1. For the generated token `"discovery"`:
   - The input tokens `"discovery"`, `"found"`, and `"of"` contributed the most to generating this word.
2. For the generated token `"reported"`:
   - The input tokens `"surprising"` and `"scientists"` had the highest contributions, while `"evidence"` and `"Mars"` contributed less.

#### Example 2: Input - *"I am a data science student at Duke."*
GPT-2 generated the following output:  
*"I am a data science student at Duke . I am interested in"*
1. For the generated token `"role"`:
   - The input tokens `"science"`, `"student"`, and `"at"` were key contributors.
2. For the generated token `"interested"`:
   - The input tokens `"data"` and `"science"` were the primary drivers.
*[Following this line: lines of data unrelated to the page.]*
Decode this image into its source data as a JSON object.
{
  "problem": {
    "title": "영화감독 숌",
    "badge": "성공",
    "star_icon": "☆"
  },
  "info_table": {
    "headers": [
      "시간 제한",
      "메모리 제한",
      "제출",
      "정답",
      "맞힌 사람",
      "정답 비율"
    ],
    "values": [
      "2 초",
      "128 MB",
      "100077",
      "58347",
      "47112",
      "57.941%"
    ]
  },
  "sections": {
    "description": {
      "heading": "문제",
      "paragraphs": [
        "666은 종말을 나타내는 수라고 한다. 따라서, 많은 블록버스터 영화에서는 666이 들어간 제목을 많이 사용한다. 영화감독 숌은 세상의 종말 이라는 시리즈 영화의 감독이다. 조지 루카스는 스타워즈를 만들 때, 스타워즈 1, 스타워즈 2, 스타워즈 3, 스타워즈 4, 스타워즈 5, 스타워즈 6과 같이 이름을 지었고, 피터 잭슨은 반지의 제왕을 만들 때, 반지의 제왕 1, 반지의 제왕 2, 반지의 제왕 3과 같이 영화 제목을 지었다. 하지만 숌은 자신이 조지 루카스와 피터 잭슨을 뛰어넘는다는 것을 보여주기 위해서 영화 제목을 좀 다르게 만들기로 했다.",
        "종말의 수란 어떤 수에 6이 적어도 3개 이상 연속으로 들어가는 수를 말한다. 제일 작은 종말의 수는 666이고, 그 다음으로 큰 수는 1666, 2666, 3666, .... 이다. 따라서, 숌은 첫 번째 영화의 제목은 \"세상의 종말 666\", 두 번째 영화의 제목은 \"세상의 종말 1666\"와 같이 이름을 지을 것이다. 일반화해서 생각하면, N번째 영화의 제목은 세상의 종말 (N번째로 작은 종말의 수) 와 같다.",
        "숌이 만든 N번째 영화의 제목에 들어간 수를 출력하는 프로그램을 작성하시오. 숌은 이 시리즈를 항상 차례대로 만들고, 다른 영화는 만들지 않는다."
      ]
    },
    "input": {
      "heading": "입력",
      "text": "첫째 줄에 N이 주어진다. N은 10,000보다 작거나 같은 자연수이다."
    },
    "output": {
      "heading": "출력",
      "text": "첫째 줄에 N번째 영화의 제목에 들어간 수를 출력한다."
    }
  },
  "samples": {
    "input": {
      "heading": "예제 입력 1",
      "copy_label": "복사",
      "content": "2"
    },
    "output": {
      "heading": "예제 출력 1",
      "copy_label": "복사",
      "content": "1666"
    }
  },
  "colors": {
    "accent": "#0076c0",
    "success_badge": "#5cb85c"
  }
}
#### Example 3: Input - *"It snowed in Durham today."*
GPT-2 generated the following output:
*"It snow ed in Durham today . " I 'm not sure if it 's snowing in"*
1. For the generated token `"snowing"`:
   - The input tokens `"snowed"` and `"today"` contributed significantly.

### Summary
SHAP provided meaningful explanations for GPT-2's predictions by highlighting token-level contributions. These insights can help debug models, improve interpretability, and build trust in AI systems. Future work could involve optimizing SHAP for large-scale NLP tasks or exploring additional explanation techniques for deeper insights.